Le Moci. - Quel diagnostic portez-vous sur la « langueur nipponne actuelle » ?
D. S.-K. - Depuis deux ans, l'évolution de l'économie japonaise est préoccupante. Il faut se rappeler que le PIB japonais est équivalent au PIB réuni de la France, de l'Allemagne et de la Grande-Bretagne. Le Japon doit jouer un rôle de locomotive régionale pour les pays d'Asie. J'ai insisté sur cet aspect au moment de la réunion du G7, et la bonne nouvelle de la croissance du premier trimestre y a été bien accueillie.
L'économie japonaise a beaucoup souffert des séquelles de la période de la bulle financière et immobilière des années 80. A la suite des mesures de relance fiscale massives depuis 1993, le Japon a lancé courageusement des réformes structurelles tant au niveau de l'État qu'au niveau des entreprises. Le Premier ministre, Keizo Obuchi, est pleinement conscient de l'ampleur de la tâche et a créé deux conseils ad hoc, un conseil sur la stratégie économique, l'autre sur la compétitivité industrielle, qui doivent préparer l'entrée du Japon dans le XXIe siècle. Je souhaite que le gouvernement s'appuie sur les recommandations proposées par ces organismes.
Je continue de croire que le potentiel de croissance de l'économie japonaise est élevé, malgré le vieillissement de la population et l'apparition du chômage.
Le Moci. - On dit souvent que vous avez voulu créer un Miti à la française ?
D. S.-K. - Le Premier ministre, Lionel Jospin, a voulu réunir des ministères à vocation économique en un seul ministère de la Production, à l'instar du Miti, qui regroupe l'ensemble des administrations en charge des questions économiques, industrielles et commerciales.
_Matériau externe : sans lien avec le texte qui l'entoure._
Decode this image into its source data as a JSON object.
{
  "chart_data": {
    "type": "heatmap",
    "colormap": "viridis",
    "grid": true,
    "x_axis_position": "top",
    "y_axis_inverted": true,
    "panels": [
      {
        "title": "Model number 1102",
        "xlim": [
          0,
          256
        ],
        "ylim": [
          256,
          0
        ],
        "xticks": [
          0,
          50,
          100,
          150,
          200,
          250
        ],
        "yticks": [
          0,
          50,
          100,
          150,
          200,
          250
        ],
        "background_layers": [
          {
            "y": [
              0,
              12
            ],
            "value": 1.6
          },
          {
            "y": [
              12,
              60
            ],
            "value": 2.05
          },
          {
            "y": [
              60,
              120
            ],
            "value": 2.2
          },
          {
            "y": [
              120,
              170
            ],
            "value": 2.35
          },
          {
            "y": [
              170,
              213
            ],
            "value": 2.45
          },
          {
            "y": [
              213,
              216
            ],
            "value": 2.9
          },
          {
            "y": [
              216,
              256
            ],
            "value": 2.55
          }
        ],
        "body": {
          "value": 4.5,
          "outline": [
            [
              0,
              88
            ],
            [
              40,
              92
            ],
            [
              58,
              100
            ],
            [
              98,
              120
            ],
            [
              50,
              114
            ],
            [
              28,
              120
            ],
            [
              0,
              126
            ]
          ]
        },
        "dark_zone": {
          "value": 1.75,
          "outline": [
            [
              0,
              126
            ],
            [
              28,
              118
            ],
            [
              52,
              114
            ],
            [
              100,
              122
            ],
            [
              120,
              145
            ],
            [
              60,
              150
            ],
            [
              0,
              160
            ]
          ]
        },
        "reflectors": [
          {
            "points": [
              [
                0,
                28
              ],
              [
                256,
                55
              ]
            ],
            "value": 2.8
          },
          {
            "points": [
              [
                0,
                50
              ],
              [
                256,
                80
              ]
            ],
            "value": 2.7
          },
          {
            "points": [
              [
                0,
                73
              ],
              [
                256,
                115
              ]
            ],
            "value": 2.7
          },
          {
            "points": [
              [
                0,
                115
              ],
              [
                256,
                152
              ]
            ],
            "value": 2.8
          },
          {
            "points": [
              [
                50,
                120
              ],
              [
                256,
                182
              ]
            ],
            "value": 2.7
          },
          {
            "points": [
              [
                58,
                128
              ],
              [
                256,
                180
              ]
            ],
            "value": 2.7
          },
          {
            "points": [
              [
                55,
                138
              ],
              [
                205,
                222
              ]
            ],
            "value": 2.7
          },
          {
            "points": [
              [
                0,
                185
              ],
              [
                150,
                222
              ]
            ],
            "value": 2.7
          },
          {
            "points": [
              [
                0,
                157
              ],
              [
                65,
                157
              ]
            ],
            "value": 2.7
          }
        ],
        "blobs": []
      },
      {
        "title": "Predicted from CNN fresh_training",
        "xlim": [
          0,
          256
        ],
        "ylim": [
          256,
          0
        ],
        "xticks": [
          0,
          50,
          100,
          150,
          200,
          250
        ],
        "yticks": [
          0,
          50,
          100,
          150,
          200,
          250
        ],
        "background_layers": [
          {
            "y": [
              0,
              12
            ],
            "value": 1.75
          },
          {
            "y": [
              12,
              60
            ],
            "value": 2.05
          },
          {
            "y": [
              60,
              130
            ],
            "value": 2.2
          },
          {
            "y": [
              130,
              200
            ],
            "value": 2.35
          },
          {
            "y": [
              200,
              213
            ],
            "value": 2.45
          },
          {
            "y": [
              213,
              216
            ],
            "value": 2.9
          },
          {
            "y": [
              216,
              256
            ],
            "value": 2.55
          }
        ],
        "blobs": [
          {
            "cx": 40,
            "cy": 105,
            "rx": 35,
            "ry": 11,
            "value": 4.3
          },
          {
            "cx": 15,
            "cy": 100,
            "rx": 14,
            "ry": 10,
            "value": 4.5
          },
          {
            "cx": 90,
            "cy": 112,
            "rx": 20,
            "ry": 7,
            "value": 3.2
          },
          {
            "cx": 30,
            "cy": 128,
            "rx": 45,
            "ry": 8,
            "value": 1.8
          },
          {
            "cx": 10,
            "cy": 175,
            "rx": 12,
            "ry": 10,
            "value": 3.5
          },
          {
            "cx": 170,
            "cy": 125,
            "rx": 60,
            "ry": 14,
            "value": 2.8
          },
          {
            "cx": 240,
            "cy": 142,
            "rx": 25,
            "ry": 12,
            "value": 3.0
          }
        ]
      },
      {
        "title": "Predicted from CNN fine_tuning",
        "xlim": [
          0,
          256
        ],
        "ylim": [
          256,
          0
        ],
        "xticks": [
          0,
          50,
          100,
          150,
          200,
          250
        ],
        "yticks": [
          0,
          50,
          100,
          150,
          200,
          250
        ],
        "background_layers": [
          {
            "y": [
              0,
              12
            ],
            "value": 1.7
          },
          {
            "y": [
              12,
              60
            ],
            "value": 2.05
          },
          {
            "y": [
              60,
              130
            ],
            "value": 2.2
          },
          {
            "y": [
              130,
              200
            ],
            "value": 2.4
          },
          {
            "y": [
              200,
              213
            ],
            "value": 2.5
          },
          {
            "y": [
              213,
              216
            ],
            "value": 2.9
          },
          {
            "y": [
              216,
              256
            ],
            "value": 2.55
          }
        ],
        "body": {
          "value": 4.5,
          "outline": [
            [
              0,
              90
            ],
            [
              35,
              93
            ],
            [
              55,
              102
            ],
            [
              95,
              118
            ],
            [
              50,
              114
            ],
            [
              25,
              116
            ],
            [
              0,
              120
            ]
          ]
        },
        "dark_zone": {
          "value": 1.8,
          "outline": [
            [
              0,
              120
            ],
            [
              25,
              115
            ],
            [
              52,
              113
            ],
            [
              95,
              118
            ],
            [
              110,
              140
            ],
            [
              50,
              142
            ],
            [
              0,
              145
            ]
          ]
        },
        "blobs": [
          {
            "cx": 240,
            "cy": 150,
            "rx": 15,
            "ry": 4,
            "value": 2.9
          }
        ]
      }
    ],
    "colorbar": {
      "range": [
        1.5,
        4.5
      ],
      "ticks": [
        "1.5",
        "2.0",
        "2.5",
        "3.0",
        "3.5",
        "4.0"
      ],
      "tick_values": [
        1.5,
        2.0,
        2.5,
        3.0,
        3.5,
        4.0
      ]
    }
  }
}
Or, tel n'était pas le cas en France. Je crois que la synergie entre ces différents services doit permettre de renforcer la compétitivité de l'industrie française. Je sais aussi que le Miti va se transformer pour devenir le MEI (ministère de l'Economie et de l'Industrie). Je souhaiterais en discuter avec Kaoru Yosano, ministre du Miti, lors de mon prochain voyage au Japon.